Asking this of my current short story, the answer is a definitive NO. Not even close.
So… I keep working.
 inner critic notes: it’s shit. There’s no emotion in it. No movement either. There’s a lack of tension, a lack of questioning, because you’re just barreling through to “finished”. The work bores me!
[ancillary] That’s a hard one to swallow. Maybe I’m not cut out for this. Maybe writing fiction is something I just can’t do. Like physics. Or skydiving.

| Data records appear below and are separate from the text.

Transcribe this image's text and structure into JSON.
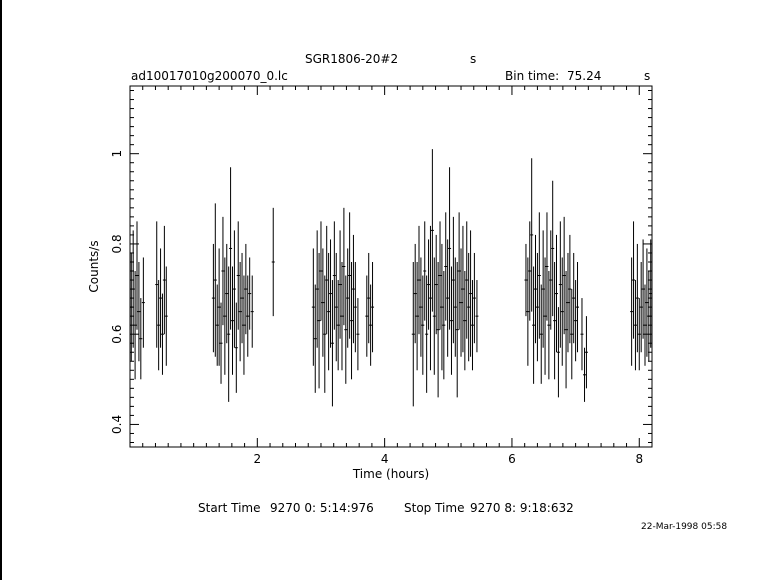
{
  "header": {
    "object": "SGR1806-20#2",
    "object_unit": "s",
    "file": "ad10017010g200070_0.lc",
    "bin_label": "Bin time:",
    "bin_value": "75.24",
    "bin_unit": "s"
  },
  "footer": {
    "start_label": "Start Time",
    "start_value": "9270  0: 5:14:976",
    "stop_label": "Stop Time",
    "stop_value": "9270  8: 9:18:632",
    "stamp": "22-Mar-1998 05:58"
  },
  "chart_data": {
    "type": "scatter",
    "title": "SGR1806-20#2",
    "xlabel": "Time (hours)",
    "ylabel": "Counts/s",
    "xlim": [
      0,
      8.2
    ],
    "ylim": [
      0.35,
      1.15
    ],
    "xticks": [
      2,
      4,
      6,
      8
    ],
    "yticks": [
      0.4,
      0.6,
      0.8,
      1
    ],
    "grid": false,
    "series": [
      {
        "error_bars": true,
        "points": [
          {
            "x": 0.02,
            "y": 0.66,
            "err": 0.12
          },
          {
            "x": 0.05,
            "y": 0.7,
            "err": 0.13
          },
          {
            "x": 0.08,
            "y": 0.62,
            "err": 0.12
          },
          {
            "x": 0.11,
            "y": 0.73,
            "err": 0.12
          },
          {
            "x": 0.14,
            "y": 0.65,
            "err": 0.11
          },
          {
            "x": 0.17,
            "y": 0.59,
            "err": 0.09
          },
          {
            "x": 0.21,
            "y": 0.67,
            "err": 0.1
          },
          {
            "x": 0.42,
            "y": 0.71,
            "err": 0.14
          },
          {
            "x": 0.45,
            "y": 0.62,
            "err": 0.1
          },
          {
            "x": 0.48,
            "y": 0.68,
            "err": 0.11
          },
          {
            "x": 0.51,
            "y": 0.6,
            "err": 0.09
          },
          {
            "x": 0.54,
            "y": 0.72,
            "err": 0.12
          },
          {
            "x": 0.57,
            "y": 0.64,
            "err": 0.11
          },
          {
            "x": 1.31,
            "y": 0.68,
            "err": 0.12
          },
          {
            "x": 1.34,
            "y": 0.72,
            "err": 0.17
          },
          {
            "x": 1.37,
            "y": 0.62,
            "err": 0.09
          },
          {
            "x": 1.4,
            "y": 0.66,
            "err": 0.13
          },
          {
            "x": 1.43,
            "y": 0.58,
            "err": 0.09
          },
          {
            "x": 1.46,
            "y": 0.74,
            "err": 0.12
          },
          {
            "x": 1.49,
            "y": 0.64,
            "err": 0.13
          },
          {
            "x": 1.52,
            "y": 0.69,
            "err": 0.11
          },
          {
            "x": 1.55,
            "y": 0.6,
            "err": 0.15
          },
          {
            "x": 1.58,
            "y": 0.79,
            "err": 0.18
          },
          {
            "x": 1.61,
            "y": 0.63,
            "err": 0.12
          },
          {
            "x": 1.64,
            "y": 0.7,
            "err": 0.13
          },
          {
            "x": 1.67,
            "y": 0.57,
            "err": 0.1
          },
          {
            "x": 1.7,
            "y": 0.73,
            "err": 0.12
          },
          {
            "x": 1.73,
            "y": 0.65,
            "err": 0.11
          },
          {
            "x": 1.76,
            "y": 0.68,
            "err": 0.1
          },
          {
            "x": 1.79,
            "y": 0.62,
            "err": 0.11
          },
          {
            "x": 1.82,
            "y": 0.7,
            "err": 0.1
          },
          {
            "x": 1.85,
            "y": 0.64,
            "err": 0.09
          },
          {
            "x": 1.88,
            "y": 0.69,
            "err": 0.08
          },
          {
            "x": 1.92,
            "y": 0.65,
            "err": 0.08
          },
          {
            "x": 2.25,
            "y": 0.76,
            "err": 0.12
          },
          {
            "x": 2.88,
            "y": 0.66,
            "err": 0.13
          },
          {
            "x": 2.91,
            "y": 0.59,
            "err": 0.12
          },
          {
            "x": 2.94,
            "y": 0.7,
            "err": 0.13
          },
          {
            "x": 2.97,
            "y": 0.63,
            "err": 0.15
          },
          {
            "x": 3.0,
            "y": 0.74,
            "err": 0.11
          },
          {
            "x": 3.03,
            "y": 0.67,
            "err": 0.12
          },
          {
            "x": 3.06,
            "y": 0.6,
            "err": 0.13
          },
          {
            "x": 3.09,
            "y": 0.72,
            "err": 0.12
          },
          {
            "x": 3.12,
            "y": 0.65,
            "err": 0.13
          },
          {
            "x": 3.15,
            "y": 0.69,
            "err": 0.12
          },
          {
            "x": 3.18,
            "y": 0.58,
            "err": 0.14
          },
          {
            "x": 3.21,
            "y": 0.73,
            "err": 0.12
          },
          {
            "x": 3.24,
            "y": 0.66,
            "err": 0.12
          },
          {
            "x": 3.27,
            "y": 0.62,
            "err": 0.1
          },
          {
            "x": 3.3,
            "y": 0.71,
            "err": 0.12
          },
          {
            "x": 3.33,
            "y": 0.64,
            "err": 0.12
          },
          {
            "x": 3.36,
            "y": 0.75,
            "err": 0.13
          },
          {
            "x": 3.39,
            "y": 0.61,
            "err": 0.12
          },
          {
            "x": 3.42,
            "y": 0.68,
            "err": 0.11
          },
          {
            "x": 3.45,
            "y": 0.73,
            "err": 0.14
          },
          {
            "x": 3.48,
            "y": 0.63,
            "err": 0.13
          },
          {
            "x": 3.51,
            "y": 0.7,
            "err": 0.12
          },
          {
            "x": 3.54,
            "y": 0.66,
            "err": 0.1
          },
          {
            "x": 3.58,
            "y": 0.6,
            "err": 0.08
          },
          {
            "x": 3.72,
            "y": 0.64,
            "err": 0.09
          },
          {
            "x": 3.75,
            "y": 0.68,
            "err": 0.1
          },
          {
            "x": 3.78,
            "y": 0.62,
            "err": 0.09
          },
          {
            "x": 3.81,
            "y": 0.66,
            "err": 0.1
          },
          {
            "x": 4.45,
            "y": 0.6,
            "err": 0.16
          },
          {
            "x": 4.48,
            "y": 0.69,
            "err": 0.11
          },
          {
            "x": 4.51,
            "y": 0.64,
            "err": 0.12
          },
          {
            "x": 4.54,
            "y": 0.72,
            "err": 0.12
          },
          {
            "x": 4.57,
            "y": 0.66,
            "err": 0.11
          },
          {
            "x": 4.6,
            "y": 0.62,
            "err": 0.11
          },
          {
            "x": 4.63,
            "y": 0.74,
            "err": 0.11
          },
          {
            "x": 4.66,
            "y": 0.6,
            "err": 0.13
          },
          {
            "x": 4.69,
            "y": 0.71,
            "err": 0.1
          },
          {
            "x": 4.72,
            "y": 0.68,
            "err": 0.16
          },
          {
            "x": 4.75,
            "y": 0.83,
            "err": 0.18
          },
          {
            "x": 4.78,
            "y": 0.64,
            "err": 0.13
          },
          {
            "x": 4.81,
            "y": 0.71,
            "err": 0.11
          },
          {
            "x": 4.84,
            "y": 0.61,
            "err": 0.15
          },
          {
            "x": 4.87,
            "y": 0.73,
            "err": 0.12
          },
          {
            "x": 4.9,
            "y": 0.66,
            "err": 0.14
          },
          {
            "x": 4.93,
            "y": 0.62,
            "err": 0.12
          },
          {
            "x": 4.96,
            "y": 0.75,
            "err": 0.12
          },
          {
            "x": 4.99,
            "y": 0.68,
            "err": 0.13
          },
          {
            "x": 5.02,
            "y": 0.79,
            "err": 0.18
          },
          {
            "x": 5.05,
            "y": 0.63,
            "err": 0.12
          },
          {
            "x": 5.08,
            "y": 0.72,
            "err": 0.14
          },
          {
            "x": 5.11,
            "y": 0.66,
            "err": 0.11
          },
          {
            "x": 5.14,
            "y": 0.61,
            "err": 0.15
          },
          {
            "x": 5.17,
            "y": 0.74,
            "err": 0.13
          },
          {
            "x": 5.2,
            "y": 0.67,
            "err": 0.12
          },
          {
            "x": 5.23,
            "y": 0.7,
            "err": 0.14
          },
          {
            "x": 5.26,
            "y": 0.63,
            "err": 0.11
          },
          {
            "x": 5.29,
            "y": 0.72,
            "err": 0.13
          },
          {
            "x": 5.32,
            "y": 0.66,
            "err": 0.12
          },
          {
            "x": 5.35,
            "y": 0.69,
            "err": 0.14
          },
          {
            "x": 5.38,
            "y": 0.62,
            "err": 0.1
          },
          {
            "x": 5.41,
            "y": 0.68,
            "err": 0.1
          },
          {
            "x": 5.45,
            "y": 0.64,
            "err": 0.08
          },
          {
            "x": 6.22,
            "y": 0.72,
            "err": 0.08
          },
          {
            "x": 6.25,
            "y": 0.65,
            "err": 0.12
          },
          {
            "x": 6.28,
            "y": 0.74,
            "err": 0.11
          },
          {
            "x": 6.31,
            "y": 0.82,
            "err": 0.17
          },
          {
            "x": 6.34,
            "y": 0.62,
            "err": 0.13
          },
          {
            "x": 6.37,
            "y": 0.7,
            "err": 0.12
          },
          {
            "x": 6.4,
            "y": 0.66,
            "err": 0.12
          },
          {
            "x": 6.43,
            "y": 0.73,
            "err": 0.14
          },
          {
            "x": 6.46,
            "y": 0.6,
            "err": 0.11
          },
          {
            "x": 6.49,
            "y": 0.7,
            "err": 0.13
          },
          {
            "x": 6.52,
            "y": 0.64,
            "err": 0.13
          },
          {
            "x": 6.55,
            "y": 0.75,
            "err": 0.12
          },
          {
            "x": 6.58,
            "y": 0.62,
            "err": 0.12
          },
          {
            "x": 6.61,
            "y": 0.72,
            "err": 0.11
          },
          {
            "x": 6.64,
            "y": 0.79,
            "err": 0.15
          },
          {
            "x": 6.67,
            "y": 0.63,
            "err": 0.13
          },
          {
            "x": 6.7,
            "y": 0.69,
            "err": 0.13
          },
          {
            "x": 6.73,
            "y": 0.56,
            "err": 0.1
          },
          {
            "x": 6.76,
            "y": 0.71,
            "err": 0.14
          },
          {
            "x": 6.79,
            "y": 0.65,
            "err": 0.12
          },
          {
            "x": 6.82,
            "y": 0.73,
            "err": 0.13
          },
          {
            "x": 6.85,
            "y": 0.61,
            "err": 0.13
          },
          {
            "x": 6.88,
            "y": 0.67,
            "err": 0.11
          },
          {
            "x": 6.91,
            "y": 0.7,
            "err": 0.12
          },
          {
            "x": 6.94,
            "y": 0.6,
            "err": 0.1
          },
          {
            "x": 6.97,
            "y": 0.68,
            "err": 0.1
          },
          {
            "x": 7.0,
            "y": 0.63,
            "err": 0.09
          },
          {
            "x": 7.03,
            "y": 0.66,
            "err": 0.1
          },
          {
            "x": 7.1,
            "y": 0.6,
            "err": 0.08
          },
          {
            "x": 7.14,
            "y": 0.51,
            "err": 0.06
          },
          {
            "x": 7.17,
            "y": 0.56,
            "err": 0.08
          },
          {
            "x": 7.88,
            "y": 0.65,
            "err": 0.12
          },
          {
            "x": 7.91,
            "y": 0.72,
            "err": 0.13
          },
          {
            "x": 7.94,
            "y": 0.62,
            "err": 0.1
          },
          {
            "x": 7.97,
            "y": 0.68,
            "err": 0.12
          },
          {
            "x": 8.0,
            "y": 0.6,
            "err": 0.08
          },
          {
            "x": 8.03,
            "y": 0.66,
            "err": 0.1
          },
          {
            "x": 8.06,
            "y": 0.7,
            "err": 0.11
          },
          {
            "x": 8.09,
            "y": 0.62,
            "err": 0.09
          },
          {
            "x": 8.12,
            "y": 0.67,
            "err": 0.12
          },
          {
            "x": 8.15,
            "y": 0.64,
            "err": 0.1
          },
          {
            "x": 8.18,
            "y": 0.69,
            "err": 0.12
          }
        ]
      }
    ]
  }
}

 annoying analyst notes: Reading about how to do something is not practicing. It’s not writing.
[ancillary] I have to believe I’m learning, that the lessons move into me somehow.
 Lit Mag Love is a podcast hosted by Rachel Thompson, author and literary magazine editor, Lit Mag Love grew out of the course by the same name. Rachel’s conversations with literary magazine editors reveal what different editors like to see in submissions and how much they may work with writers to build a piece to a finished product.
 Doretta Lau (also writes about writing process on her blog) and M. Paramita Lin (here too, on her beautiful blog!). Together they create The Unpublishables “a platform for all kinds of rice eaters everywhere to get together and make shit happen through our words, music, and artwork.” Check these smart—FUNNY—creative writers out!